Originally Posted by magpie9
Her husband does not speak to her, or treat her as an equal, and his only real interest in her is in her fertility. He blames her for not conceiving; she wonders if he is the one who cannot make a child.
She is lonely, and aimlessly wanders into the closed off or unused rooms of this huge house. In this one the candles are lit and the picture shows her the future she fears emotionally alone and sad. Perhaps blaming herself for not having resisted this marriage that brings profit to her family and misery to herself. There is a statue of a Knight on the table next to her. Will she notice it? Will it remind her of men her own age and class, will it tempt her to find someone who will give her the love and attention she misses so much?
That's a pretty elaborate story, and if that's what you see, it's what you see...but I don't think it fits the picture, or relates to the Queen/Pents as we know her. You might want to take a look at the "Queens" thread we started. There an interesting point there that while this thread focuses on marriage and Mary the prostitute, there is much to be said about the tasteful and elaborate decor of the room and the Queen's outfit--which I think tells us far more than things that don't appear in the picture.

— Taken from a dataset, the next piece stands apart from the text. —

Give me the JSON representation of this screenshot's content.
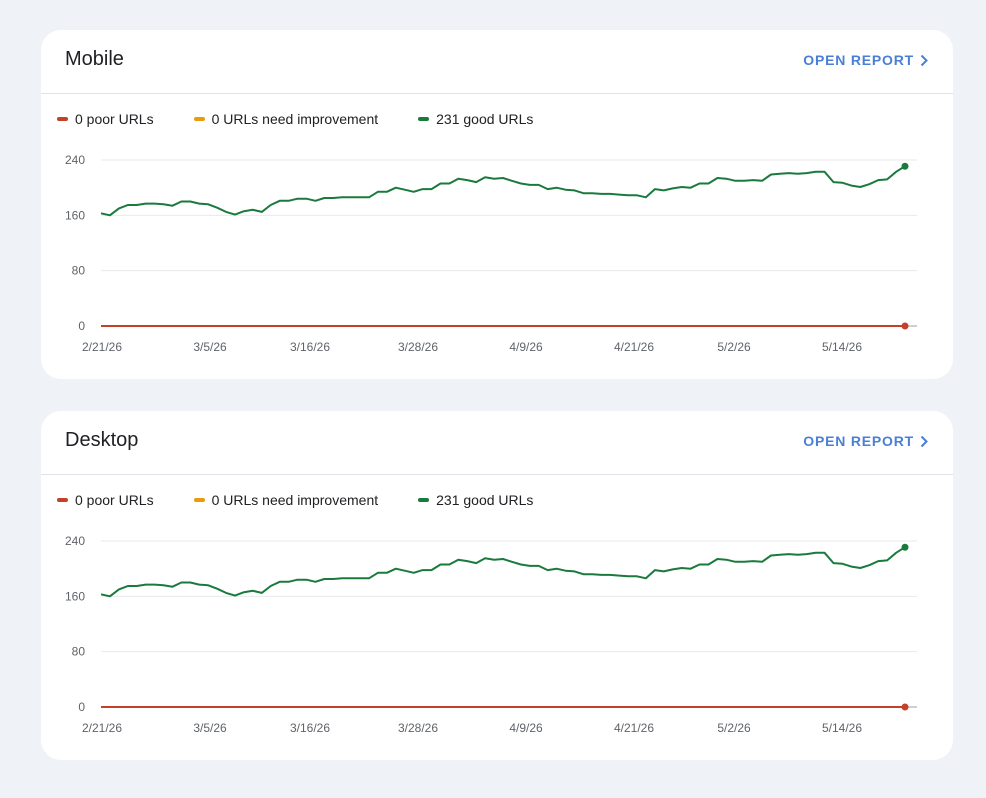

What we see would indicate to me that we are very much underestimating her as the Queen/Pents if we cast her in a story which puts her entirely at the mercy of her husband (who is where? what evidence do we have of him being...anything? Even alive?). To my mind, this card isn't at all like some other cards in the deck where there is a threatening male in foreground or background to help us formulate this woman's story as sad and victimized.

To the contary, from the evidence that I *see* in this card, this is a very confident, elegant, and generally satisfied woman. A Queen in her castle, and for the Queen/Pents that is a most beautiful and domestic home. The only story we have beyond the richness and taste of her furnishings and clothes is the picture of Mary that she clearly dislikes. Again, that picture isn't about marriage or children or romance of any kind. She's not looking at a picture of cupid or happy lovers or a wife with husband and kids, is she?

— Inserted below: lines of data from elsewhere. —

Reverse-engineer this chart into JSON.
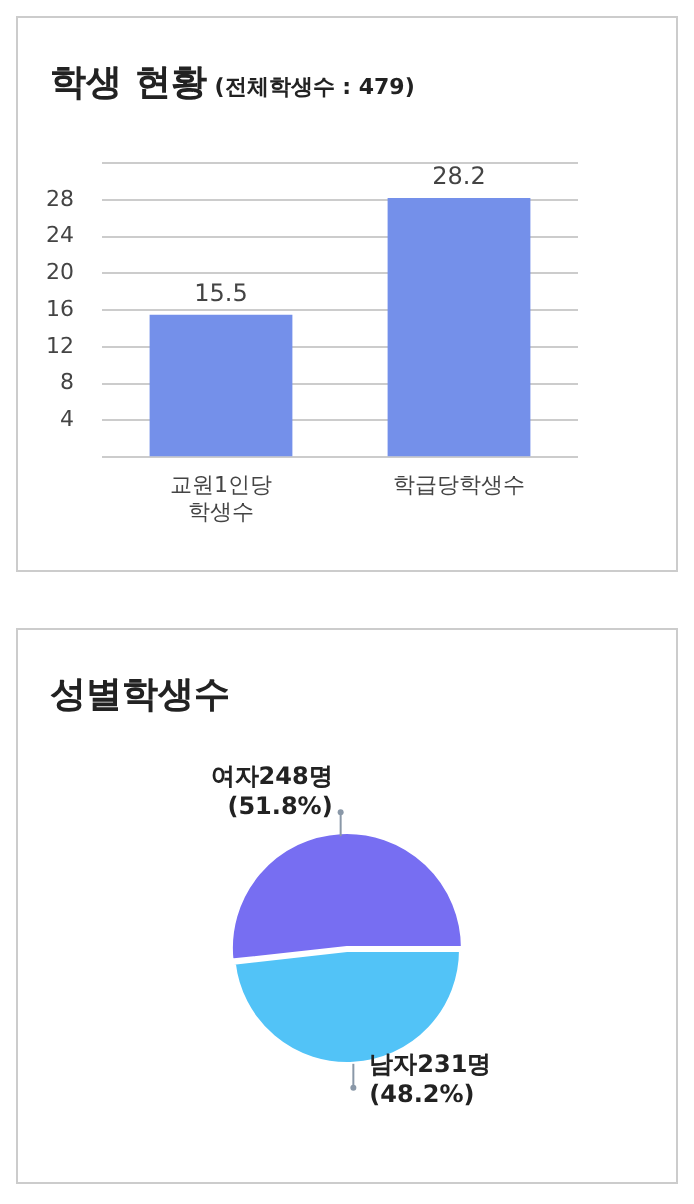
{
  "chart_data": [
    {
      "type": "bar",
      "title": "학생 현황",
      "subtitle": "(전체학생수 : 479)",
      "categories": [
        "교원1인당\n학생수",
        "학급당학생수"
      ],
      "values": [
        15.5,
        28.2
      ],
      "color": "#7490ea",
      "ylim": [
        0,
        32
      ],
      "yticks": [
        {
          "value": 0,
          "label": null
        },
        4,
        8,
        12,
        16,
        20,
        24,
        28,
        {
          "value": 32,
          "label": null
        }
      ],
      "grid": "y",
      "data_labels": true
    },
    {
      "type": "pie",
      "title": "성별학생수",
      "categories": [
        "여자",
        "남자"
      ],
      "values": [
        248,
        231
      ],
      "colors": [
        "#776ef2",
        "#52c3f7"
      ],
      "value_labels": [
        "248명 (51.8%)",
        "231명 (48.2%)"
      ]
    }
  ]
}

What that picture of Mary M. is about, ultimately, is a woman giving up pleasures and wealth to be spiritual. I think what bothers this woman is that the painting uncomfortably reminds her that being rich, tasteful, surrounded by beautiful things, and admired does not mean she's going to get to heaven. In fact, given the evidence, she could well have it all. The perfect (to her) husband with money, good looks; beautiful children who are seen but not heard, the admiration of neighbors and friends. She could be the Queen of Society, dictating who is in and who is out, the richest woman in the neighborhood. There could be not one thing in her life that she is not satisfied with.

And yet she knows that unlike Mary M. she does not and never will be willing to surrender it all in order to be on the side of light rather than darkness.